Grund für diese weitgehend erfolglosen Bemühungen war die Dominanz potenter Herrschaftsträger, im Osten der Wittelsbacher, im Westen Habsburgs sowie im Norden und Süden vor allem des Hochstifts bzw. Domkapitels. Aufgrund ihrer besonderen Lage entwickelte die Reichsstadt schon früh ein professionelles Boten- und Postwesen. Indirekte Einflussmittel boten sich der städtischen Oberhoheit über Spital- und Stiftungsbesitz, besonders durch das schirmherrschaftliche Instrument der Pflegschaft. So kontrollierten etwa die städtischen Pfleger den Finanzhaushalt des über reichen Grundbesitz und Herrschaftsrechte im Augsburger Umland verfügenden Heilig-Geist-Spitals (Obervogtämter Gabelbach [Gde. Zusmarshausen, Lkr. Augsburg], Mittelneufnach [Lkr. Augsburg], Täfertingen (Gde. Neusäß, Lkr. Augsburg), Vogtamt Lützelburg [Gde. Gablingen, Lkr. Augsburg], Ortsherrschaft Bannacker [Lkr. Augsburg]). Hierdurch gelang zwar nicht wie im Falle Nürnbergs eine territoriale Arrondierung, doch konnte der Rat Mitsprache bei den sich allmählich herauskristallisierenden Ortsherrschaften nehmen und bis zum Ende des Alten Reiches auch halten. Quellenbedingt wie methodisch lässt sich in diesem Fall der reichsstädtische Einfluss als indirekte Herrschaft aber oft nur schwer und zudem nur punktuell profilieren. 

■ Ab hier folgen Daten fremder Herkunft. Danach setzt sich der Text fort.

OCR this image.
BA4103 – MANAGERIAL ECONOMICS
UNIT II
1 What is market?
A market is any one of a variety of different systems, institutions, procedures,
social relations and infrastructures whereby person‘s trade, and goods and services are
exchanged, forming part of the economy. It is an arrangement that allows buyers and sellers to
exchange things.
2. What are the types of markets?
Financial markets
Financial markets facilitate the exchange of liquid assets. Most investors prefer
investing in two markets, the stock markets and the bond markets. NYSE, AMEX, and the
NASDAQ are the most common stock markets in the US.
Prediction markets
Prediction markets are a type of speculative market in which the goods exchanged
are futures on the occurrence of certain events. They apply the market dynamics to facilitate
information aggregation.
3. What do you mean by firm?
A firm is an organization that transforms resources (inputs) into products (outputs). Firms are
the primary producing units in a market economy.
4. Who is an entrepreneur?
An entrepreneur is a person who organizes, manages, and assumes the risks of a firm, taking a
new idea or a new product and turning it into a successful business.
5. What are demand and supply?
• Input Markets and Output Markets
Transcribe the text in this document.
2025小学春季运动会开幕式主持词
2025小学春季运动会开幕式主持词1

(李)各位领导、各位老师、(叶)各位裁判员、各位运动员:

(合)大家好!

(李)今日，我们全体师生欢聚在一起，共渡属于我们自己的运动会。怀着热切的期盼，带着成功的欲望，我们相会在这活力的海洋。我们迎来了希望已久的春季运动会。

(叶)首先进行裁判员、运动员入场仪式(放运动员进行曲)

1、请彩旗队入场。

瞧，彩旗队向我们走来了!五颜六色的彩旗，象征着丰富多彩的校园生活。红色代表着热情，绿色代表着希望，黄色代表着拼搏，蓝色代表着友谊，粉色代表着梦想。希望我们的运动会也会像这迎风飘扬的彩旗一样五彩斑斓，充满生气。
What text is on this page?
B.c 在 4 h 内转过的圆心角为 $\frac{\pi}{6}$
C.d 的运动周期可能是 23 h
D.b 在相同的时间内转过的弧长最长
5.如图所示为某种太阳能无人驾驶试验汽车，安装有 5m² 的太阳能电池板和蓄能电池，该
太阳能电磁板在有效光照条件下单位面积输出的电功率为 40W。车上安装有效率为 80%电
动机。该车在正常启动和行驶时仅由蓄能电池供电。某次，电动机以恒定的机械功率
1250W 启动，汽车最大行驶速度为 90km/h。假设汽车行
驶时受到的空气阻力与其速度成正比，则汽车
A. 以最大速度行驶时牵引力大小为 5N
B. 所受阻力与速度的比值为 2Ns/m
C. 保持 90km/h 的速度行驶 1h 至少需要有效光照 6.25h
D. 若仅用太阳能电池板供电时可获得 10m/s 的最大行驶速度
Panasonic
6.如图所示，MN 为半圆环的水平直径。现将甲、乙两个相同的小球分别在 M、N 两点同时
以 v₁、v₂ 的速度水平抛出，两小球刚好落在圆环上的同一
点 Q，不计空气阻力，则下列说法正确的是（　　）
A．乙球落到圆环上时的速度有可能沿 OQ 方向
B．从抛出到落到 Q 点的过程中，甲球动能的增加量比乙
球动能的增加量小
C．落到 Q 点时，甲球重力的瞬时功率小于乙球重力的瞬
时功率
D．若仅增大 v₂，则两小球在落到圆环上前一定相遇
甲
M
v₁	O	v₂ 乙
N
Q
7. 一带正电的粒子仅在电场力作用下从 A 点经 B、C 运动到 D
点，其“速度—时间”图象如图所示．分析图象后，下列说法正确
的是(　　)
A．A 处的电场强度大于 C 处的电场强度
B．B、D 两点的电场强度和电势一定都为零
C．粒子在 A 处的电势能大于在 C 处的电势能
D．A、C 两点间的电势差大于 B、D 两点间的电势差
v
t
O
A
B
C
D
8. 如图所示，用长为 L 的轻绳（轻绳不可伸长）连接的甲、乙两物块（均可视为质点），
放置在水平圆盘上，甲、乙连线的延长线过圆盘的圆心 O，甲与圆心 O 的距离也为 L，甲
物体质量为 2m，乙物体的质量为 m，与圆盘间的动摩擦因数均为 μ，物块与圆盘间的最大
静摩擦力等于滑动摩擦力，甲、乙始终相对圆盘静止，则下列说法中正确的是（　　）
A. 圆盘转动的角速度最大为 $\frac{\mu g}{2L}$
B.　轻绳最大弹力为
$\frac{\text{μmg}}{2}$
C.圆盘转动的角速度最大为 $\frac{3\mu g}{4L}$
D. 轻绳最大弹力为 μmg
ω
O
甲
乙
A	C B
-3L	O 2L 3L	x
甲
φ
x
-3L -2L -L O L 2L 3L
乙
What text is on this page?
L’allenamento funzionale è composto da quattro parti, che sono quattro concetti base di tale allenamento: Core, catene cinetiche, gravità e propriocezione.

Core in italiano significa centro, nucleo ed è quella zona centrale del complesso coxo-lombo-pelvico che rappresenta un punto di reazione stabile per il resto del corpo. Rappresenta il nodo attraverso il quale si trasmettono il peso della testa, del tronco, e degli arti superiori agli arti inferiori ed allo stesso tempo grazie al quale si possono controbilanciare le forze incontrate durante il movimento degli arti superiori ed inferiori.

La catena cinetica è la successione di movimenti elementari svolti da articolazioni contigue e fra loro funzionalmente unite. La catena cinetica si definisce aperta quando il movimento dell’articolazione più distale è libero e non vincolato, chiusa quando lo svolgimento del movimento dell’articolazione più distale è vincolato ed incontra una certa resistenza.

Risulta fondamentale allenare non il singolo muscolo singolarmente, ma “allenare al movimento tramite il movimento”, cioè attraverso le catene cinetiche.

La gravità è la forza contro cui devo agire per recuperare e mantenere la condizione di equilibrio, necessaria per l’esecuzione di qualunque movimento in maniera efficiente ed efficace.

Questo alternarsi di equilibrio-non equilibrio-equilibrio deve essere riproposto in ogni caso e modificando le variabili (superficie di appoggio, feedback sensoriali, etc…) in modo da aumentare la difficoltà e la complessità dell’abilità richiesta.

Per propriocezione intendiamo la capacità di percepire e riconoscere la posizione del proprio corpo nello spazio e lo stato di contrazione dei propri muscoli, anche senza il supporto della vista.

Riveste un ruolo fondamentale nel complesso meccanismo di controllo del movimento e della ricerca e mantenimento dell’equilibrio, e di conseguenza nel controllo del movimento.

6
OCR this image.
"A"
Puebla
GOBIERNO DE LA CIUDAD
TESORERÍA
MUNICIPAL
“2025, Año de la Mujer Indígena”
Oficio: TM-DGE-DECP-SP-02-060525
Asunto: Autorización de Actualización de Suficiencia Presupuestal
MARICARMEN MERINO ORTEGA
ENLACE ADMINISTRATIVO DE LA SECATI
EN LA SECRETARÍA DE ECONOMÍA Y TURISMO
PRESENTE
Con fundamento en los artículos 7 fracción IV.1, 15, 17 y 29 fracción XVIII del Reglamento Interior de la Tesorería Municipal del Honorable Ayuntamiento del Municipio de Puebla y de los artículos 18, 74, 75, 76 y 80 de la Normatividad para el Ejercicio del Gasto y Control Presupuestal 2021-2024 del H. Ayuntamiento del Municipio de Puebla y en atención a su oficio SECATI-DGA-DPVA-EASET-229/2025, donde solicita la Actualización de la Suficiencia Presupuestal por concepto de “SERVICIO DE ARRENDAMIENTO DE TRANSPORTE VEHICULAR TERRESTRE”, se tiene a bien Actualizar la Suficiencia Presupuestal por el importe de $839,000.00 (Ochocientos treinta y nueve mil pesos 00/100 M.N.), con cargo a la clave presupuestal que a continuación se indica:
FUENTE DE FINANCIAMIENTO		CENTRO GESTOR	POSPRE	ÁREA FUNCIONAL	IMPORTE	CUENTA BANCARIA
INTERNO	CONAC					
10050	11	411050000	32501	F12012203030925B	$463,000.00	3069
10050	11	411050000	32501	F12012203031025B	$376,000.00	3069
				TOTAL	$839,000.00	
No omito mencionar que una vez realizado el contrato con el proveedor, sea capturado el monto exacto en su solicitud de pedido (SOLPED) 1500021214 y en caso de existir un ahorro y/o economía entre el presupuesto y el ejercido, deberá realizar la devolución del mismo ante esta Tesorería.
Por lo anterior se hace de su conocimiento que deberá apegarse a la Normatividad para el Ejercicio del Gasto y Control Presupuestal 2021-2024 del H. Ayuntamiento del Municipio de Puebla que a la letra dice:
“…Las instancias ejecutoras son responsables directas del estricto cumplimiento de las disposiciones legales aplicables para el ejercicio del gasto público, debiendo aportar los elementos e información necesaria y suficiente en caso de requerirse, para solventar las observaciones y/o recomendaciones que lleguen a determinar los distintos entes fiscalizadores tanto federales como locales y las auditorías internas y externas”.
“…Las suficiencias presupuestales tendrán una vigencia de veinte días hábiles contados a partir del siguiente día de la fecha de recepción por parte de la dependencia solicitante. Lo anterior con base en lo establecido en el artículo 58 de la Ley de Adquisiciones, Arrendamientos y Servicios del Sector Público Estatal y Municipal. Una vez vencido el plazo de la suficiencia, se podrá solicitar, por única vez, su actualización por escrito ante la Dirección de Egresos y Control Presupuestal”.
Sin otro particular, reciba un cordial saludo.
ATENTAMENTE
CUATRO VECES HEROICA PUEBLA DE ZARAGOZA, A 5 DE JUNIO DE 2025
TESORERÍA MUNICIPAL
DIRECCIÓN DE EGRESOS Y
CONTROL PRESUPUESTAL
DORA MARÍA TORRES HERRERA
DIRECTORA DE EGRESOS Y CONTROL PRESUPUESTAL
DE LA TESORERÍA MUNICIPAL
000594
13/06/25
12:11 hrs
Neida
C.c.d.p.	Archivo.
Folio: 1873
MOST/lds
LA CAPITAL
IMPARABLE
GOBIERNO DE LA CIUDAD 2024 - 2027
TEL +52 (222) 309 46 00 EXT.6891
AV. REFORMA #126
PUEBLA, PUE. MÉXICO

Stadt-, Aus- und Pfahlbürger

Pfalbürger der Stadt Augsburg zwischen 1324 und 1369. (Gestaltung: Stefan Schnupp; Vorlage: Claudia Kalesse, Bürger in Augsburg. Studien über Bürgerrecht, Neubürger und Bürgen anhand des Augsburger Bürgerbuchs I (1288-1497), Augsburg 2001, 526.)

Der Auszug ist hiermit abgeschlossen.